On the outside a pre-teen boy can look quite dreamy, handsome, and with a girl doing everything to get his attention. Unfortunately, this may be the furthest thing from his mind because flirting back is not how this child thinks – he is a child with autism. (Due to him being diagnosed as having mild autism, most people at first glance cannot see that there is anything wrong.)
Instead, entering the very large halls of middle school knowing he looks at the world so differently brings forth many days of extra anxiety. He just doesn’t seem to quite fit in like the other boys his age. He sees the “looks” the cool kids give him at lunch and hears the whispers like, “Look at him he is weird, he is odd, he is such a freak”; therefore, making it even easier to avoid eye contact as he hears them laughing in the distance as he goes by. Inside this young boy, with hurt feelings, cannot completely understand why he isn’t accepted by his peers. He just remembers hearing in his head at a young age, “this child has autism” which makes what seems so unclear – a little clearer because he is labeled “different” among his peers.
“If only people wouldn’t judge me, not wanting to know me at all. Instead wouldn’t it be nice to be accepted and then accept that we are made from different molds which should make us want to stand proud and tall,” he says to himself as he walks to his new school bus.
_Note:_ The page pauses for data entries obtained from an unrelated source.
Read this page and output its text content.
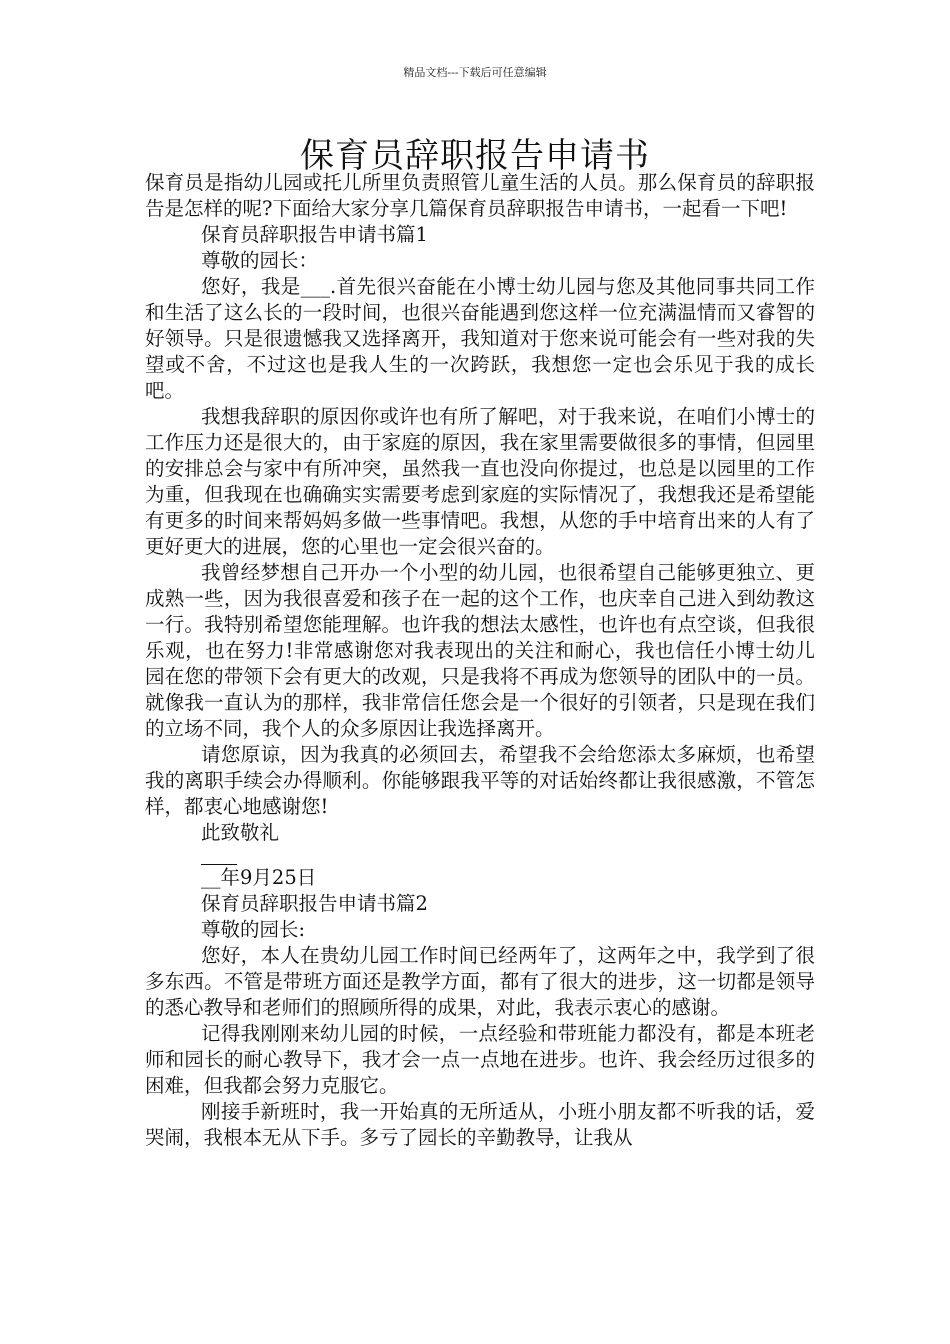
精品文档---下载后可任意编辑
保育员辞职报告申请书

保育员是指幼儿园或托儿所里负责照管儿童生活的人员。那么保育员的辞职报告是怎样的呢?下面给大家分享几篇保育员辞职报告申请书，一起看一下吧!

保育员辞职报告申请书篇1

尊敬的园长：

您好，我是___.首先很兴奋能在小博士幼儿园与您及其他同事共同工作和生活了这么长的一段时间，也很兴奋能遇到您这样一位充满温情而又睿智的好领导。只是很遗憾我又选择离开，我知道对于您来说可能会有一些对我的失望或不舍，不过这也是我人生的一次跨跃，我想您一定也会乐见于我的成长吧。

我想我辞职的原因你或许也有所了解吧，对于我来说，在咱们小博士的工作压力还是很大的，由于家庭的原因，我在家里需要做很多的事情，但园里的安排总会与家中有所冲突，虽然我一直也没向你提过，也总是以园里的工作为重，但我现在也确确实实需要考虑到家庭的实际情况了，我想我还是希望能有更多的时间来帮妈妈多做一些事情吧。我想，从您的手中培育出来的人有了更好更大的进展，您的心里也一定会很兴奋的。

我曾经梦想自己开办一个小型的幼儿园，也很希望自己能够更独立、更成熟一些，因为我很喜爱和孩子在一起的这个工作，也庆幸自己进入到幼教这一行。我特别希望您能理解。也许我的想法太感性，也许也有点空谈，但我很乐观，也在努力!非常感谢您对我表现出的关注和耐心，我也信任小博士幼儿园在您的带领下会有更大的改观，只是我将不再成为您领导的团队中的一员。就像我一直认为的那样，我非常信任您会是一个很好的引领者，只是现在我们的立场不同，我个人的众多原因让我选择离开。

请您原谅，因为我真的必须回去，希望我不会给您添太多麻烦，也希望我的离职手续会办得顺利。你能够跟我平等的对话始终都让我很感激，不管怎样，都衷心地感谢您!

此致敬礼

__年9月25日

保育员辞职报告申请书篇2

尊敬的园长:

您好，本人在贵幼儿园工作时间已经两年了，这两年之中，我学到了很多东西。不管是带班方面还是教学方面，都有了很大的进步，这一切都是领导的悉心教导和老师们的照顾所得的成果，对此，我表示衷心的感谢。

记得我刚刚来幼儿园的时候，一点经验和带班能力都没有，都是本班老师和园长的耐心教导下，我才会一点一点地在进步。也许、我会经历过很多的困难，但我都会努力克服它。

刚接手新班时，我一开始真的无所适从，小班小朋友都不听我的话，爱哭闹，我根本无从下手。多亏了园长的辛勤教导，让我从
As this young boy makes his way onto the new school bus to head home, he finds himself sitting by another pre-teen boy he doesn’t even know. Out of the blue, as the boys sit on the school bus, side by side, the young boy with autism says to the other boy, “There is one thing I want you to know about me if you don’t know anything else.” The boy sitting next to him seems a little surprised and asks, “Ok, and what might that be?” The young boy with autism says, “I have a name.” The other boy waits to see if there is more and says, “Is that it?” The boy with autism says, “Yes, I have a name. And my name is Ethan. My name is not stupid, weirdo, freak, or loser, it is simply Ethan and that is what I like to be called.” As he finds the courage to look into the other boy’s eyes because he wants to see how he will react, he is very surprised to see tears well up in the other boy’s eyes so he asks, “May I ask you what your name is too?” The young boy says, “My name is Nathan.” Ethan places his hand out to shake Nathan’s hand and Nathan graciously returns his hand to make a firm handshake between the two boys.
Suddenly, a tear falls from Nathan’s eye because he cannot hold it in any longer. Ethan feels uncomfortable not knowing what to say, but remembers the lessons his mother taught him about being compassionate to one another. Ephesians 4:32 He musters up the courage and asks, “Nathan is there anything wrong?”
Nathan replies, “I had a twin brother who died in a car accident and he was made fun of because he had mild autism and well, you just remind me of him.” Ethan got so excited and announced, “Well, guess what Nathan? I am just like your brother because I have autism too.” Nathan asked as more tears came, “You do?” Ethan shook his head “yes” as he smiled from ear to ear. In those moments, having autism was the greatest gift he could have been given because a friendship developed between Ethan and Nathan that lasted many years.
Remember, our heavenly Father who loves his children so much never makes mistakes when he makes you and me. We hurt Him when we complain because we are not made like someone else. Great news: We are made in the image of Christ and I cannot think of a more perfect way to be made.
Genesis 1:27 “So God created mankind in his own image, in the image of God he created them; male and female he created them.”